A graph of these hierarchies would have numerous levels, allowing the machine to understand complex concepts by building them out of smaller ones. This book provides coverage of a broad range of subjects related to deep learning.
- Life 3.0 Being human in an age of Artificial intelligence
Author: Max Tegmark
AI can have a greater impact on our future than any past technology, and no one is well qualified or positioned to do so than Max Tegmark, an MIT professor who has pioneered conventional research on how to keep AI useful.
What kind of a life do you envision for yourself in the future? This book arms you with the knowledge and resources you require to participate in what many consider to be the most important discussion of our era. It does not shy away from a wide variety of viewpoints or the most difficult issues, such as super intelligence, meaning, consciousness, and the ultimate physical bounds of the universe.
- Doubt Merchants
Authors: Naomi Oreskes & Erik M. Conway
According to Merchants of Doubt, a loose-knit network of high-level academics and scientific consultants with broad ties in politics and business undertook complex operations to deceive the public and contest well-established scientific facts over four decades.
Studies that link smoking to lung cancer, coal smoke to acid rain, and CFCs to the ozone hole, amongst other things, have been called into question by some of the same individuals who argue that the science behind global warming is “not settled.”
- The Second Machine Age
Authors: Erik Brynjolfsson and Andrew MacAfee
They argue that the Second Machine Age will see the automation of many cognitive processes, with people and software-driven machines serving as complements rather than replacements. They contrast this with the “First Machine Age,” or the Industrial Revolution, which promoted labor-machinery complementarity.

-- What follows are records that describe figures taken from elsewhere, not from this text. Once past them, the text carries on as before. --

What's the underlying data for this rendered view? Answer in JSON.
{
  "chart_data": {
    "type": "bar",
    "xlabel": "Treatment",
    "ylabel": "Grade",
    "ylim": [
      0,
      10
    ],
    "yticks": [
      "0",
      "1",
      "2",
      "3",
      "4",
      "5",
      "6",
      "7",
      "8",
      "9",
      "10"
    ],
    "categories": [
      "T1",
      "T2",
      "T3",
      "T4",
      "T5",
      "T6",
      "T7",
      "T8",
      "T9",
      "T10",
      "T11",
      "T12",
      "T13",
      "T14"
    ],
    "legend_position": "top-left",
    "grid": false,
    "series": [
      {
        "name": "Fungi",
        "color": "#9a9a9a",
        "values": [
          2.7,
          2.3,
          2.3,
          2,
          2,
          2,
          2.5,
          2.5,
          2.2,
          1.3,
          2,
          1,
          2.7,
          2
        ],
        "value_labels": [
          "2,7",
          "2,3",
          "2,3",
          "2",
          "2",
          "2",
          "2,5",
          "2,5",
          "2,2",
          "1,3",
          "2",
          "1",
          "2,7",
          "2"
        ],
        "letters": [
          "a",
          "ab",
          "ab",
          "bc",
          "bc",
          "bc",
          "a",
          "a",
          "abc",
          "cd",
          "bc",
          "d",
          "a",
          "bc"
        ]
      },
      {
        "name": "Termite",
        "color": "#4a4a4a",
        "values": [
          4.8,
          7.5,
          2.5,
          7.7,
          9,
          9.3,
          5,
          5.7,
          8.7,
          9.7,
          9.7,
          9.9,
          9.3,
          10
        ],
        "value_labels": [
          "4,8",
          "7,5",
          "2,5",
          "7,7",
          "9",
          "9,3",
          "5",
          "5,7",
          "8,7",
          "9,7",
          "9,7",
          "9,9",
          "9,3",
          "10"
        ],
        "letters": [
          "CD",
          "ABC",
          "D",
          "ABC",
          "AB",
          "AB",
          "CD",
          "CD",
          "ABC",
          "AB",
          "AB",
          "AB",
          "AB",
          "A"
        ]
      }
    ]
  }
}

Software that evaluates pupils’ essays more precisely, reliably, and quickly than humans can.
- Super Intelligence
Author: Nick Bostrom
The brains of other species lack certain capabilities that are unique to the human brain. Our species’ dominance is owing to these distinctive characteristics. If computer brains one day outperform human brains in general intelligence, an incredibly powerful new superintelligence may arise. The actions of the machine superintelligence would then have an impact on the future of our species, just as the future of gorillas depends more on humans than it does on gorillas themselves at the moment.
But there is one benefit we have: we get to relocate before everybody else. Will it be feasible to create a seed AI or, if that’s not feasible, early conditions that will stop an intelligence explosion from happening? What method can be implemented to bring about an eruption that is under one’s control?
When we read, it is as if we are never by ourselves. Wonderful books, similar to a good friend, can supply us with a plethora of new ideas and information that we can use in our lives and make them better.